1) **WebSocket loop (`ws_loop`)**
   - reconnects with exponential backoff,
   - reads `ServerMsg` (`Snapshot`, `Status`, `Ack`, `OrderResponse`) and applies them to a shared `UiState`,
   - sends serialized `ClientMsg` commands from two channels:
     - user commands (keypress-driven, low volume),
     - bot commands (high volume; can be dropped/drained when pausing bots).

2) **Metrics loop (`metrics_loop`)**
   - polls `GET /metrics` over a simple TCP HTTP client,
   - derives rates (events/sec, commands/sec) over a sliding window,
   - computes sticky p50/p99 stage duration estimates from histogram deltas.

3) **UI loop (ratatui + crossterm)**
   - renders the latest snapshot and connection status,
   - provides key bindings for market/engine controls and bot toggles,
   - displays bot counters (orders sent, trades observed).

### Embedded bots

Bots are simple strategy generators that react to the current `MarketSnapshot` and emit `PlaceOrder` commands:

- **Market maker bots**: quote both sides across several ladder levels.
- **Noise trader bots**: place random small orders around the market.
- **Informed trader bots**: occasionally “sweep” (cross) when the snapshot looks favorable.

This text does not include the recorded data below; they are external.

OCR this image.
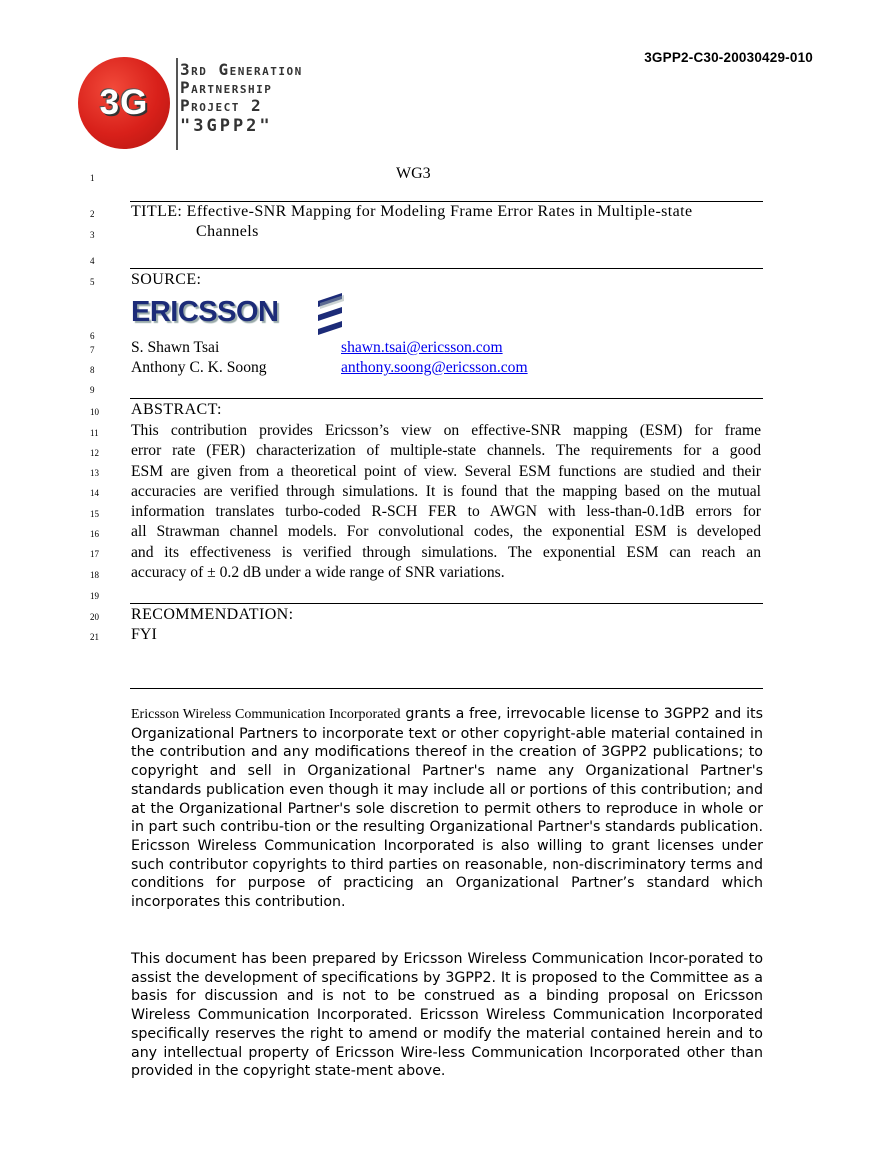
3GPP2-C30-20030429-010
3G
3rd Generation
Partnership
Project 2
"3GPP2"
1
2
3
4
5
6
7
8
9
10
11
12
13
14
15
16
17
18
19
20
21
WG3
TITLE: Effective-SNR Mapping for Modeling Frame Error Rates in Multiple-state
Channels
SOURCE:
ERICSSON
S. Shawn Tsai	shawn.tsai@ericsson.com
Anthony C. K. Soong	anthony.soong@ericsson.com
ABSTRACT:
This contribution provides Ericsson’s view on effective-SNR mapping (ESM) for frame
error rate (FER) characterization of multiple-state channels. The requirements for a good
ESM are given from a theoretical point of view. Several ESM functions are studied and their
accuracies are verified through simulations. It is found that the mapping based on the mutual
information translates turbo-coded R-SCH FER to AWGN with less-than-0.1dB errors for
all Strawman channel models. For convolutional codes, the exponential ESM is developed
and its effectiveness is verified through simulations. The exponential ESM can reach an
accuracy of ± 0.2 dB under a wide range of SNR variations.
RECOMMENDATION:
FYI
Ericsson Wireless Communication Incorporated grants a free, irrevocable license to 3GPP2 and its Organizational Partners to incorporate text or other copyright-able material contained in the contribution and any modifications thereof in the creation of 3GPP2 publications; to copyright and sell in Organizational Partner's name any Organizational Partner's standards publication even though it may include all or portions of this contribution; and at the Organizational Partner's sole discretion to permit others to reproduce in whole or in part such contribu-tion or the resulting Organizational Partner's standards publication. Ericsson Wireless Communication Incorporated is also willing to grant licenses under such contributor copyrights to third parties on reasonable, non-discriminatory terms and conditions for purpose of practicing an Organizational Partner’s standard which incorporates this contribution.
This document has been prepared by Ericsson Wireless Communication Incor-porated to assist the development of specifications by 3GPP2. It is proposed to the Committee as a basis for discussion and is not to be construed as a binding proposal on Ericsson Wireless Communication Incorporated. Ericsson Wireless Communication Incorporated specifically reserves the right to amend or modify the material contained herein and to any intellectual property of Ericsson Wire-less Communication Incorporated other than provided in the copyright state-ment above.
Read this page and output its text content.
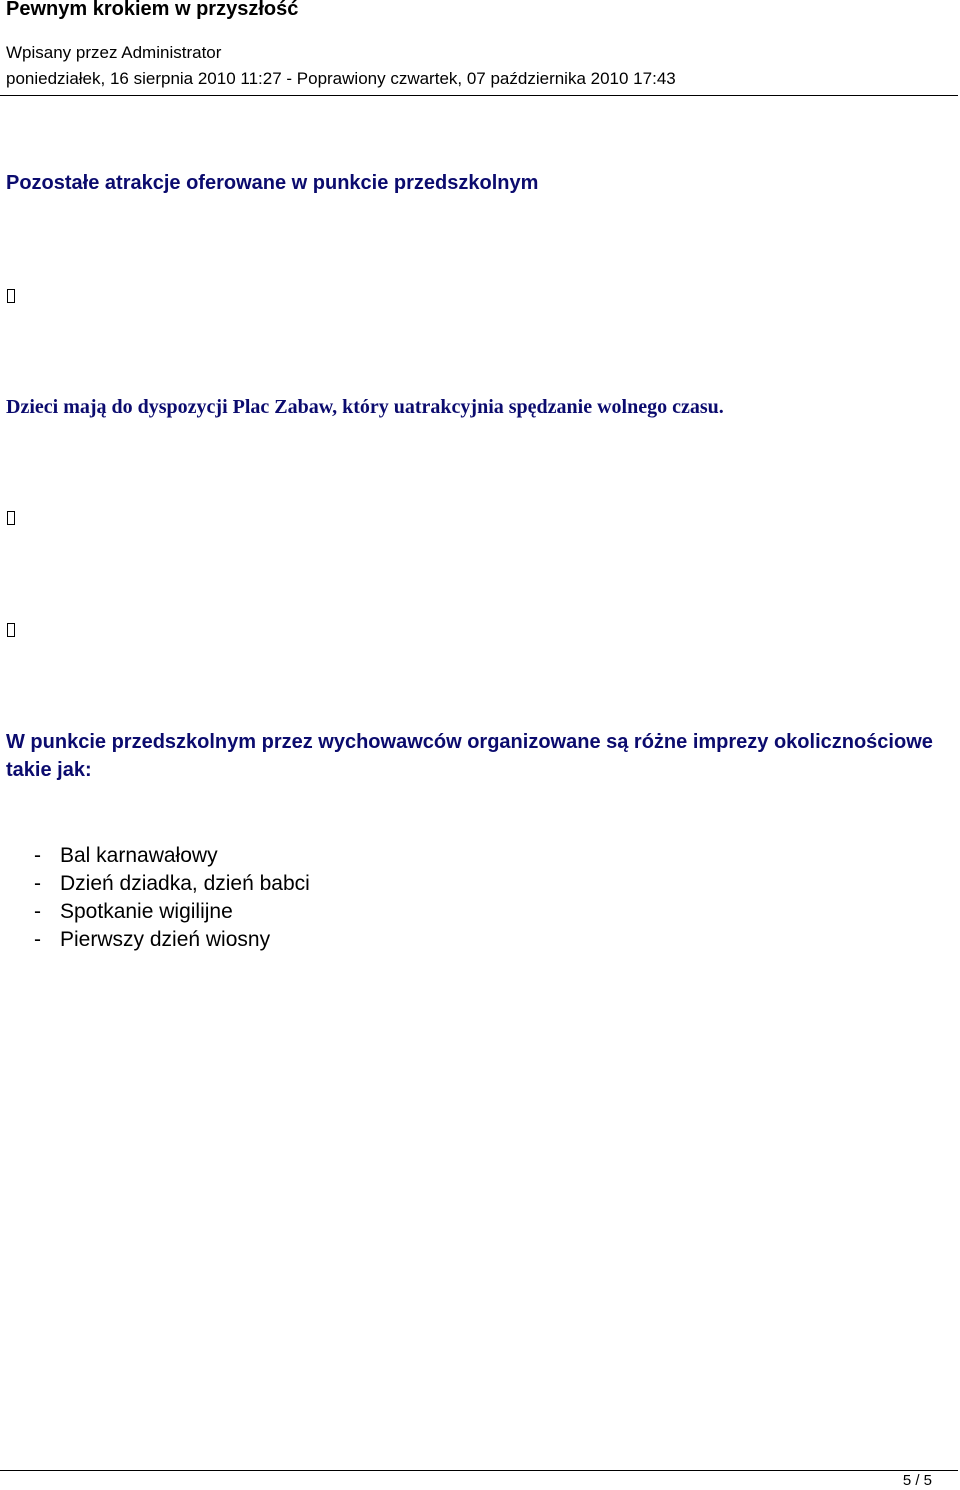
Pewnym krokiem w przyszłość
Wpisany przez Administrator
poniedziałek, 16 sierpnia 2010 11:27 - Poprawiony czwartek, 07 października 2010 17:43
Pozostałe atrakcje oferowane w punkcie przedszkolnym
Dzieci mają do dyspozycji Plac Zabaw, który uatrakcyjnia spędzanie wolnego czasu.
W punkcie przedszkolnym przez wychowawców organizowane są różne imprezy okolicznościowe takie jak:
- Bal karnawałowy
- Dzień dziadka, dzień babci
- Spotkanie wigilijne
- Pierwszy dzień wiosny
5 / 5
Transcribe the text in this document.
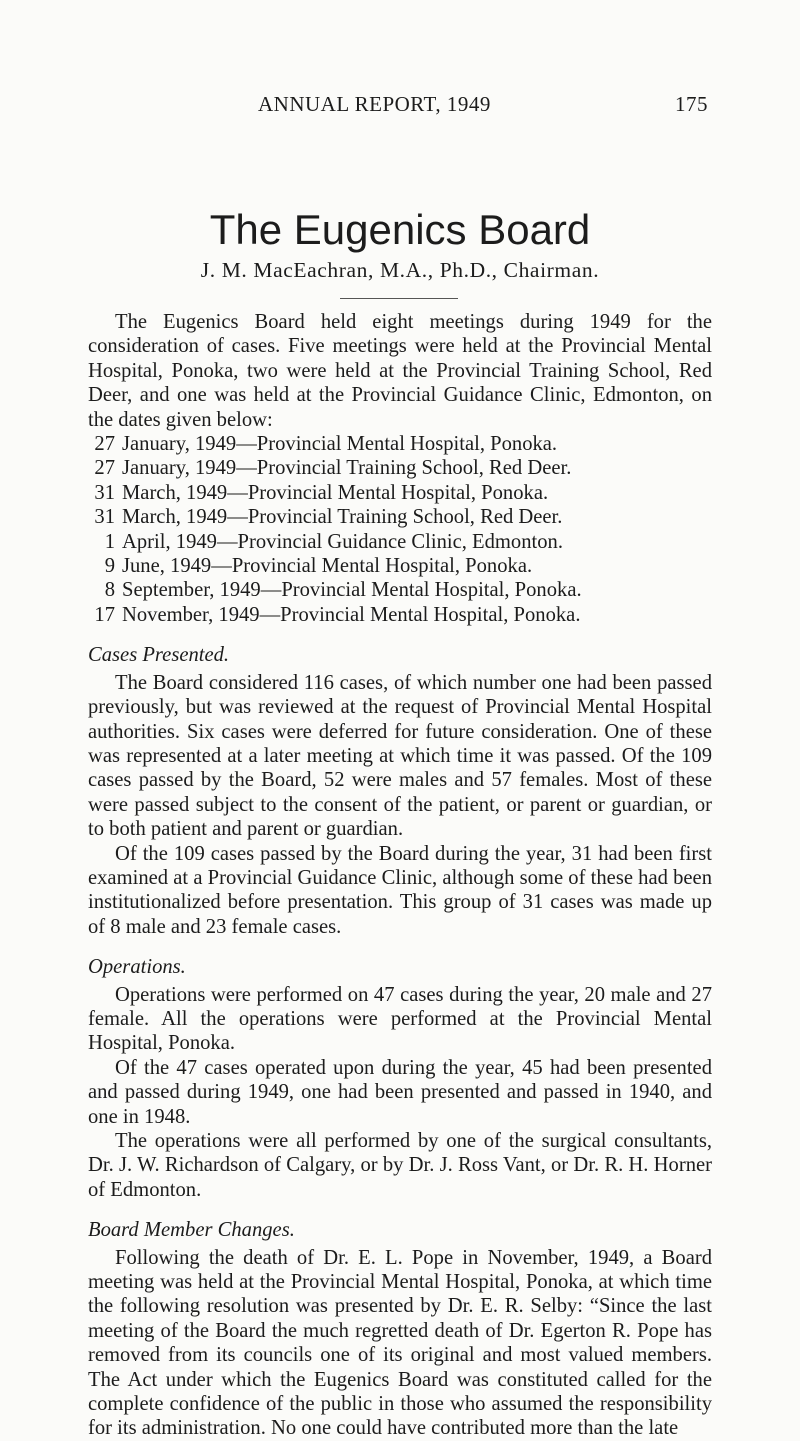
ANNUAL REPORT, 1949	175
The Eugenics Board
J. M. MacEachran, M.A., Ph.D., Chairman.

The Eugenics Board held eight meetings during 1949 for the consideration of cases. Five meetings were held at the Provincial Mental Hospital, Ponoka, two were held at the Provincial Training School, Red Deer, and one was held at the Provincial Guidance Clinic, Edmonton, on the dates given below:

27 January, 1949—Provincial Mental Hospital, Ponoka.
27 January, 1949—Provincial Training School, Red Deer.
31 March, 1949—Provincial Mental Hospital, Ponoka.
31 March, 1949—Provincial Training School, Red Deer.
1 April, 1949—Provincial Guidance Clinic, Edmonton.
9 June, 1949—Provincial Mental Hospital, Ponoka.
8 September, 1949—Provincial Mental Hospital, Ponoka.
17 November, 1949—Provincial Mental Hospital, Ponoka.
Cases Presented.

The Board considered 116 cases, of which number one had been passed previously, but was reviewed at the request of Provincial Mental Hospital authorities. Six cases were deferred for future consideration. One of these was represented at a later meeting at which time it was passed. Of the 109 cases passed by the Board, 52 were males and 57 females. Most of these were passed subject to the consent of the patient, or parent or guardian, or to both patient and parent or guardian.

Of the 109 cases passed by the Board during the year, 31 had been first examined at a Provincial Guidance Clinic, although some of these had been institutionalized before presentation. This group of 31 cases was made up of 8 male and 23 female cases.

Operations.

Operations were performed on 47 cases during the year, 20 male and 27 female. All the operations were performed at the Provincial Mental Hospital, Ponoka.

Of the 47 cases operated upon during the year, 45 had been presented and passed during 1949, one had been presented and passed in 1940, and one in 1948.

The operations were all performed by one of the surgical consultants, Dr. J. W. Richardson of Calgary, or by Dr. J. Ross Vant, or Dr. R. H. Horner of Edmonton.

Board Member Changes.

Following the death of Dr. E. L. Pope in November, 1949, a Board meeting was held at the Provincial Mental Hospital, Ponoka, at which time the following resolution was presented by Dr. E. R. Selby: “Since the last meeting of the Board the much regretted death of Dr. Egerton R. Pope has removed from its councils one of its original and most valued members. The Act under which the Eugenics Board was constituted called for the complete confidence of the public in those who assumed the responsibility for its administration. No one could have contributed more than the late
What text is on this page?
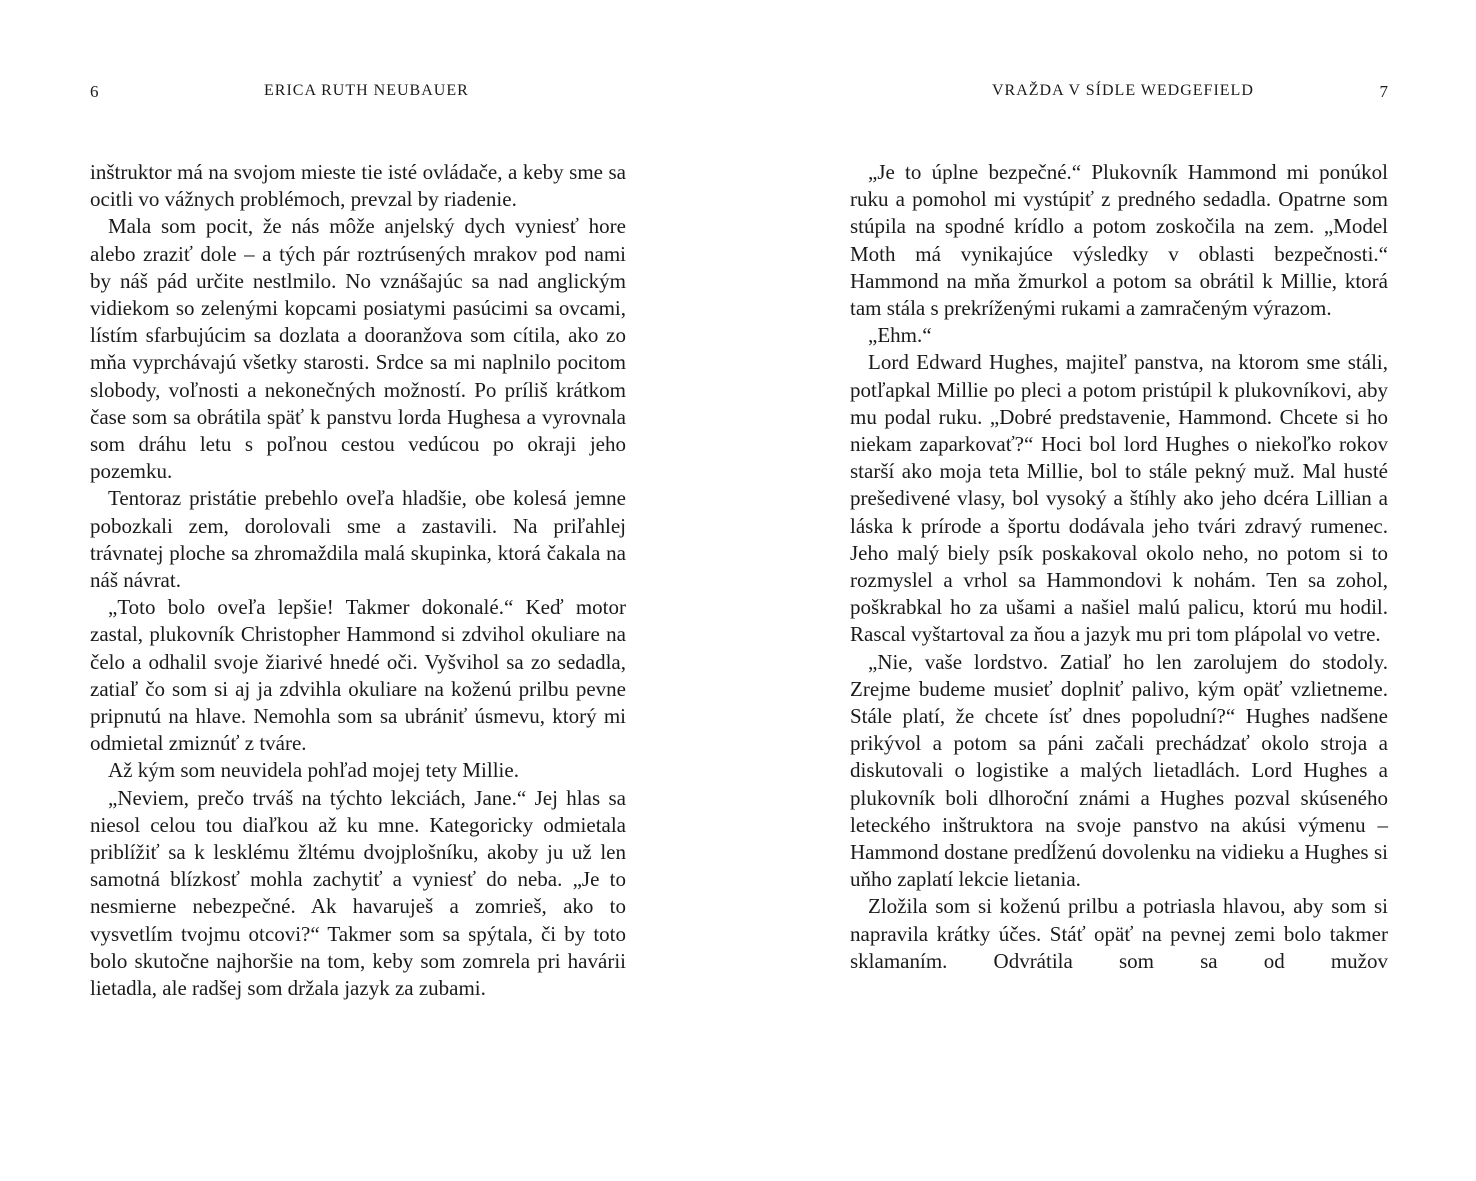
6	ERICA RUTH NEUBAUER

inštruktor má na svojom mieste tie isté ovládače, a keby sme sa ocitli vo vážnych problémoch, prevzal by riadenie.

Mala som pocit, že nás môže anjelský dych vyniesť hore alebo zraziť dole – a tých pár roztrúsených mrakov pod nami by náš pád určite nestlmilo. No vznášajúc sa nad anglickým vidiekom so zelenými kopcami posiatymi pasúcimi sa ovcami, lístím sfarbujúcim sa dozlata a dooranžova som cítila, ako zo mňa vyprchávajú všetky starosti. Srdce sa mi naplnilo pocitom slobody, voľnosti a nekonečných možností. Po príliš krátkom čase som sa obrátila späť k panstvu lorda Hughesa a vyrovnala som dráhu letu s poľnou cestou vedúcou po okraji jeho pozemku.

Tentoraz pristátie prebehlo oveľa hladšie, obe kolesá jemne pobozkali zem, dorolovali sme a zastavili. Na priľahlej trávnatej ploche sa zhromaždila malá skupinka, ktorá čakala na náš návrat.

„Toto bolo oveľa lepšie! Takmer dokonalé.“ Keď motor zastal, plukovník Christopher Hammond si zdvihol okuliare na čelo a odhalil svoje žiarivé hnedé oči. Vyšvihol sa zo sedadla, zatiaľ čo som si aj ja zdvihla okuliare na koženú prilbu pevne pripnutú na hlave. Nemohla som sa ubrániť úsmevu, ktorý mi odmietal zmiznúť z tváre.

Až kým som neuvidela pohľad mojej tety Millie.

„Neviem, prečo trváš na týchto lekciách, Jane.“ Jej hlas sa niesol celou tou diaľkou až ku mne. Kategoricky odmietala priblížiť sa k lesklému žltému dvojplošníku, akoby ju už len samotná blízkosť mohla zachytiť a vyniesť do neba. „Je to nesmierne nebezpečné. Ak havaruješ a zomrieš, ako to vysvetlím tvojmu otcovi?“ Takmer som sa spýtala, či by toto bolo skutočne najhoršie na tom, keby som zomrela pri havárii lietadla, ale radšej som držala jazyk za zubami.

VRAŽDA V SÍDLE WEDGEFIELD	7

„Je to úplne bezpečné.“ Plukovník Hammond mi ponúkol ruku a pomohol mi vystúpiť z predného sedadla. Opatrne som stúpila na spodné krídlo a potom zoskočila na zem. „Model Moth má vynikajúce výsledky v oblasti bezpečnosti.“ Hammond na mňa žmurkol a potom sa obrátil k Millie, ktorá tam stála s prekríženými rukami a zamračeným výrazom.

„Ehm.“

Lord Edward Hughes, majiteľ panstva, na ktorom sme stáli, potľapkal Millie po pleci a potom pristúpil k plukovníkovi, aby mu podal ruku. „Dobré predstavenie, Hammond. Chcete si ho niekam zaparkovať?“ Hoci bol lord Hughes o niekoľko rokov starší ako moja teta Millie, bol to stále pekný muž. Mal husté prešedivené vlasy, bol vysoký a štíhly ako jeho dcéra Lillian a láska k prírode a športu dodávala jeho tvári zdravý rumenec. Jeho malý biely psík poskakoval okolo neho, no potom si to rozmyslel a vrhol sa Hammondovi k nohám. Ten sa zohol, poškrabkal ho za ušami a našiel malú palicu, ktorú mu hodil. Rascal vyštartoval za ňou a jazyk mu pri tom plápolal vo vetre.

„Nie, vaše lordstvo. Zatiaľ ho len zarolujem do stodoly. Zrejme budeme musieť doplniť palivo, kým opäť vzlietneme. Stále platí, že chcete ísť dnes popoludní?“ Hughes nadšene prikývol a potom sa páni začali prechádzať okolo stroja a diskutovali o logistike a malých lietadlách. Lord Hughes a plukovník boli dlhoroční známi a Hughes pozval skúseného leteckého inštruktora na svoje panstvo na akúsi výmenu – Hammond dostane predĺženú dovolenku na vidieku a Hughes si uňho zaplatí lekcie lietania.

Zložila som si koženú prilbu a potriasla hlavou, aby som si napravila krátky účes. Stáť opäť na pevnej zemi bolo takmer sklamaním. Odvrátila som sa od mužov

Correlation IDs encode `account_id` in the upper 32 bits (`(account_id << 32) | seq`), which lets the client attribute `OrderResponse` trades back to the originating bot for UI counters.

### Useful CLI flags

Run `cargo run --example live_tui -- --help` for the full list. Common ones:

- `--url <WS_URL>`: point the TUI at a different server or parameters.
- `--no-ack`: appends `no_ack=1` to the URL to suppress per-order acks (throughput mode).
- `--high-throughput`: faster bots + larger client buffers.
- `--bots <N>` / `--mm-bots` / `--noise-bots` / `--informed-bots`: control bot counts.